Erik Orsenna
(Fayard, 2020, 414 p. 26€)
Avec l’ouvrage d’Erik Orsenna Cochons. Voyage aux pays du Vivant, nous sommes invités à effectuer un grand périple autour du monde et au cœur de l’unité du Vivant, en faisant d’abord plus ample connaissance avec le cochon, qui est, de tous les animaux non primates, le plus proche de l’Homme. En chemin, nous croisons aussi beaucoup d’autres animaux. Il s’agit d’un long voyage qui va de la Bretagne à la Chine, ou du roi Louis VI au prix Nobel Jules Hoffmann.
Humains, animaux, plantes : une est la vie, une est la santé. Il existe en effet de fortes interactions entre humains, autres animaux et environnement.
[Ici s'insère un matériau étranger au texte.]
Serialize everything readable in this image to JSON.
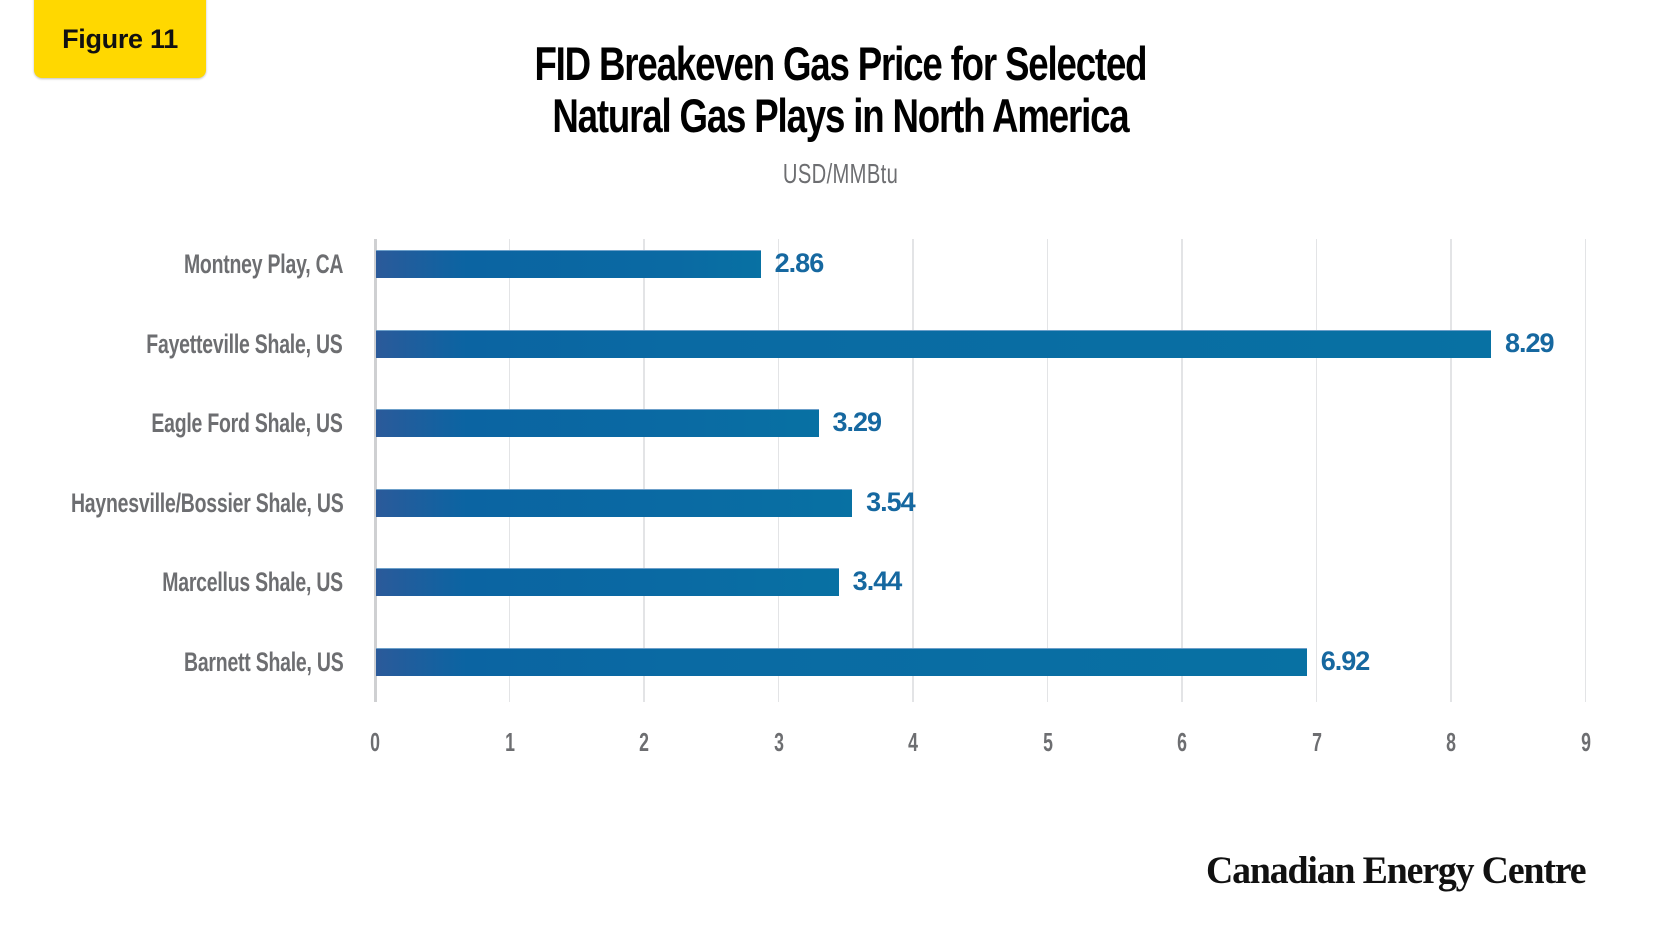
{
  "badge": {
    "label": "Figure 11",
    "color": "#ffd800"
  },
  "header": {
    "title_line1": "FID Breakeven Gas Price for Selected",
    "title_line2": "Natural Gas Plays in North America",
    "subtitle": "USD/MMBtu"
  },
  "footer": {
    "logo_text": "Canadian Energy Centre"
  },
  "colors": {
    "bar_start": "#2b5a9a",
    "bar_end": "#0871a3",
    "value_label": "#1668a0",
    "axis_text": "#6d6e71"
  },
  "axis": {
    "ticks": [
      "0",
      "1",
      "2",
      "3",
      "4",
      "5",
      "6",
      "7",
      "8",
      "9"
    ]
  },
  "chart_data": {
    "type": "bar",
    "orientation": "horizontal",
    "title": "FID Breakeven Gas Price for Selected Natural Gas Plays in North America",
    "subtitle": "USD/MMBtu",
    "xlabel": "",
    "ylabel": "",
    "xlim": [
      0,
      9
    ],
    "x_ticks": [
      0,
      1,
      2,
      3,
      4,
      5,
      6,
      7,
      8,
      9
    ],
    "grid": true,
    "legend": null,
    "categories": [
      "Montney Play, CA",
      "Fayetteville Shale, US",
      "Eagle Ford Shale, US",
      "Haynesville/Bossier Shale, US",
      "Marcellus Shale, US",
      "Barnett Shale, US"
    ],
    "values": [
      2.86,
      8.29,
      3.29,
      3.54,
      3.44,
      6.92
    ],
    "value_labels": [
      "2.86",
      "8.29",
      "3.29",
      "3.54",
      "3.44",
      "6.92"
    ],
    "units": "USD/MMBtu"
  }
}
« Figurez-vous que la Terre n’est pas peuplée que d’humains. D’autres êtres, tout aussi vivants que nous, partagent cette copropriété (…). De tous les animaux, le cochon nous est le plus proche. Il nous accompagne depuis toujours. Nous adorons sa viande, et comme, génétiquement parlant, il nous ressemble comme personne, nous prélevons en lui des valves pour soigner nos cœurs défaillants et de l’insuline pour guérir notre diabète ».
Dans son ouvrage (articulé autour des chapitres suivants : 1. Une histoire commune, 2. La construction d’une industrie, 3. Un médecin malgré lui, 4. Les voyages du vivant, 5. Les formes de la révolte, 6. Un monde sans animaux, 7. Une planète d’associés), Erik Orsenna dresse un panorama très complet du monde animal, du monde médical, du domaine scientifique ou de notre environnement.
Le livre relate les rencontres de l’auteur avec de nombreux acteurs, principalement le secteur porcin mais aussi celui de la recherche ou de milieux très divers, d’où une multitude d’anecdotes. Il pouvait s’agir du milieu agro-alimentaire (Henaff, la Cooperl, Pierre Oteiza, qui a permis à l’auteur de décrire l’art de la fabrication d’un véritable jambon) ou de celui de la sélection des différentes espèces porcines (porcs élevés pour leur viande ou «mini-porcs» utilisés dans les laboratoires de recherche). Le milieu vétérinaire n’a pas été oublié et, grâce aux conseils de notre confrère Jean-Luc Angot, président de l’Académie vétérinaire de France en 2020, il a parfaitement décrit la menace de la peste porcine africaine qui est à nos frontières depuis 2018.
Visiblement l’auteur était aussi très proche des préoccupations d’actualité lors de la préparation de son ouvrage et on ne retrouve pas toujours uniquement l’espèce porcine dans certaines parties du livre. Les sujets sont foisonnants, qu’il s’agisse du problème des pandémies grippales ou de «la violence des poiriers et la rentabilité des hévéas». Le sujet de la Covid-19 fait l’objet de plusieurs pages et l’auteur passe ainsi facilement de l’espèce porcine à celle de la chauve-souris. Erik Orsenna dans sa «Petite contribution au portrait du mal français» dénonce le «scandale» de la lourdeur administrative, particulièrement du ministère de la Santé, refusant pendant plusieurs semaines l’aide proposée, dès mars 2020, par les laboratoires vétérinaires départementaux prêts à aider au diagnostic de la Covid-19.
Ecrit avec érudition, dans un style alerte et foisonnant caractéristique d’Erik Orsenna, cet ouvrage est passionnant et représente une véritable ode au Vivant.
Amoureux de la vie et particulièrement attaché aux plaisirs de la table, Erik Orsenna rend ici un bel hommage au cochon et aux êtres vivants en général et nous réconcilie avec un élevage parfois dénigré par certains du fait de son aspect souvent intensif.